J’ai tellement entendus de bons avis sur Aristote et Dante découvrent les secrets de l’univers de Benjamin Alire Saenz que j’ai tout de suite voulu l’avoir et au final, je l’ai laissé traîné sur ma bibliothèque un moment, car bizarrement, je savais que j’allais l’adorer. Et quand je sens qu’une lecture va me plaire et bien… Je n’ai pas envie de la commencer, car je ne veux pas la finir. Bizarre, je sais, je sais. Je me suis enfin mis à le lire et…Woh. WAOUH!

J’espère ne pas trop vous spoiler avec cette chronique, si c’est le cas, j’en suis désolé d’avance, mais difficile d’en parler sans ne rien dévoiler

Dès les premières pages, je me suis plongé dans l’histoire et j’ai tout de suite accroché avec les personnages. On y découvre Aristote, dit Ari, un jeune mexicain de 15 ans qui ne trouve pas sa place dans ce monde. Pour lui, l’adolescence est une période difficile et ses secrets de famille ne l’aident pas. Son père, vétéran de guerre est revenus changé du Vietman et refuse de parler de ce qu’il a vécu. Son grand frère, Bernardo, est en prison depuis plusieurs années et Ari n’en garde presque aucun souvenir. Malgré ça, ses parents refusent de parler de lui et aucune photo n’est affiché dans leur maison. En plus de ça, le jeune homme n’a aucun ami. Tout cela lui est très difficile à supporter et il déborde de colère.

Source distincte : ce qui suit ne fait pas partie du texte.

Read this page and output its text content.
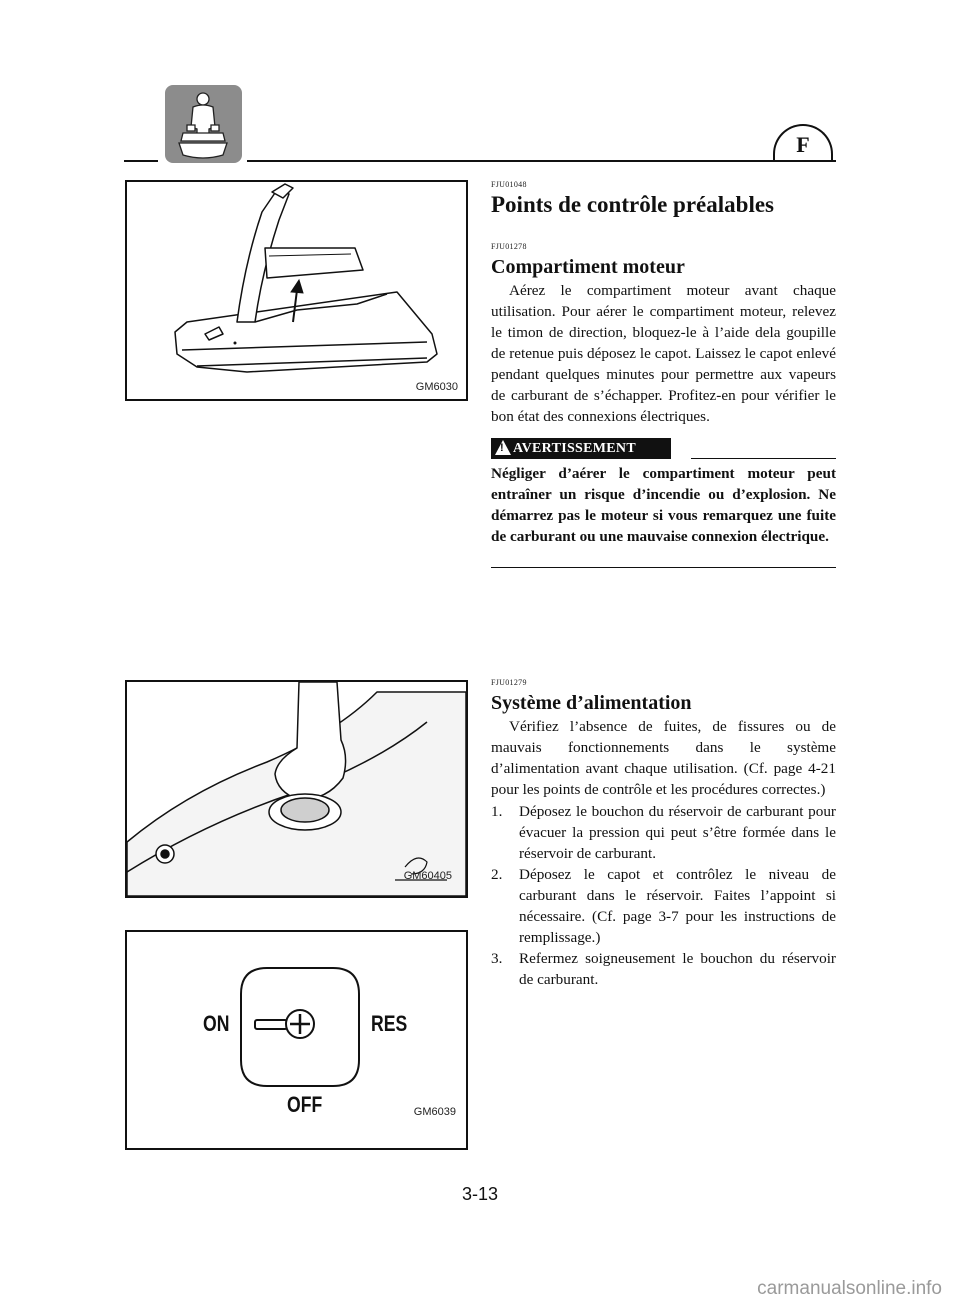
F
GM6030
FJU01048
Points de contrôle préalables
FJU01278
Compartiment moteur

Aérez le compartiment moteur avant chaque utilisation. Pour aérer le compartiment moteur, relevez le timon de direction, bloquez-le à l’aide dela goupille de retenue puis déposez le capot. Laissez le capot enlevé pendant quelques minutes pour permettre aux vapeurs de carburant de s’échapper. Profitez-en pour vérifier le bon état des connexions électriques.

! AVERTISSEMENT

Négliger d’aérer le compartiment moteur peut entraîner un risque d’incendie ou d’explosion. Ne démarrez pas le moteur si vous remarquez une fuite de carburant ou une mauvaise connexion électrique.

GM60405
FJU01279
Système d’alimentation

Vérifiez l’absence de fuites, de fissures ou de mauvais fonctionnements dans le système d’alimentation avant chaque utilisation. (Cf. page 4-21 pour les points de contrôle et les procédures correctes.)

1. Déposez le bouchon du réservoir de carburant pour évacuer la pression qui peut s’être formée dans le réservoir de carburant.
2. Déposez le capot et contrôlez le niveau de carburant dans le réservoir. Faites l’appoint si nécessaire. (Cf. page 3-7 pour les instructions de remplissage.)
3. Refermez soigneusement le bouchon du réservoir de carburant.
ON	RES
OFF	GM6039
3-13
carmanualsonline.info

Jusqu’au moment où Dante rentre dans sa vie pour la changer à tout jamais. Dante est mexicain comme Aristote et à lui aussi 15 ans. Mais contrairement à ce dernier, Dante est un adolescent épanoui, sur de lui, du moins en apparence, proche de ses parents, sensible qui n’hésite pas à montré ce qu’il ressent. Dès les premiers instants, les deux jeunes garçons se lient d’amitié et passent leur temps ensemble. Ils vont passer l’été à apprendre à se connaître, Dante va apprendre à nager à Ari et ensemble, ils vont tenter de découvrir les secrets de l’univers. Ici, les personnages secondaires ont une place importante et ce sont les parents des garçons. Je les ai trouvés tous très attachant, à l’image de leurs enfants. J’ai adoré M. et Mme Quintana, les parents de Dante. Ils apprécient énormément leur fils et Ari qui prend une place importante pour eux aussi. Ils joueront tous un rôle important dans l’amitié des deux garçons.

J’avoue que la couverture et le résumé m’on trompé. On y voit un beau pick-up rouge en pleine nature et il est écrit « C’est donc l’un avec l’autre, et l’un pour l’autre, que les deux garçons vont partir en quête de leur identité et découvrir les secrets de l’univers. » J’imaginais les deux ados montés dans cette voiture et partir pour un road trip enflammé. Mais pas du tout, bien que le pick-up ait sa place dans l’histoire. L’auteur s’amuse même à séparé les amis le temps d’une année quand Dante part pour Chicago avec ses parents. Cette séparation intervient après un accident qui a touché les deux jeunes. Ari prend presque ce départ comme un soulagement. Pendant toute cette année, ils vont communiquer par lettre, ce qui enjouera beaucoup moins Aristote que Dante. Ils vont faire leurs propres expériences chacun de leurs côtés sans pour autant s’oublier.

Au retour de Dante à El Paso, ils vont bien vite se retrouver et réaliser que leur amitié reste la même malgré les changements et la distance. Mais Ari se montre souvent agacé par Dante et sa façon d’être. En tant que lecteur, on comprend bien vite pourquoi le jeune homme réagis comme ça. Quelque chose de grave va se passer ensuite et Aristote va pouvoir enfin prendre conscience de beaucoup de choses, notamment grâce à ses parents et ceux de Dante. Ce n’est qu’à partir de là qu’Ari se transforme et change de comportement.

J’ai trouvé la fin du roman tellement belle même si un peu prévisible. J’ai fermé le livre avec un grand sourire aux lèvres, mais aussi avec la tristesse de devoir laissé partir Aristote et Dante. Au départ, je ne savais pas si je devais classer ce livre dans mes coups de cœur, mais quand je ferme un livre et que j’y pense encore quelques jours après, c’est qu’il est définitivement un coup de cœur.

– Quand commence-t-on à penser que le monde nous appartient? a t-il-demandé.
Je voulais lui dire que le monde ne nous appartiendrait jamais.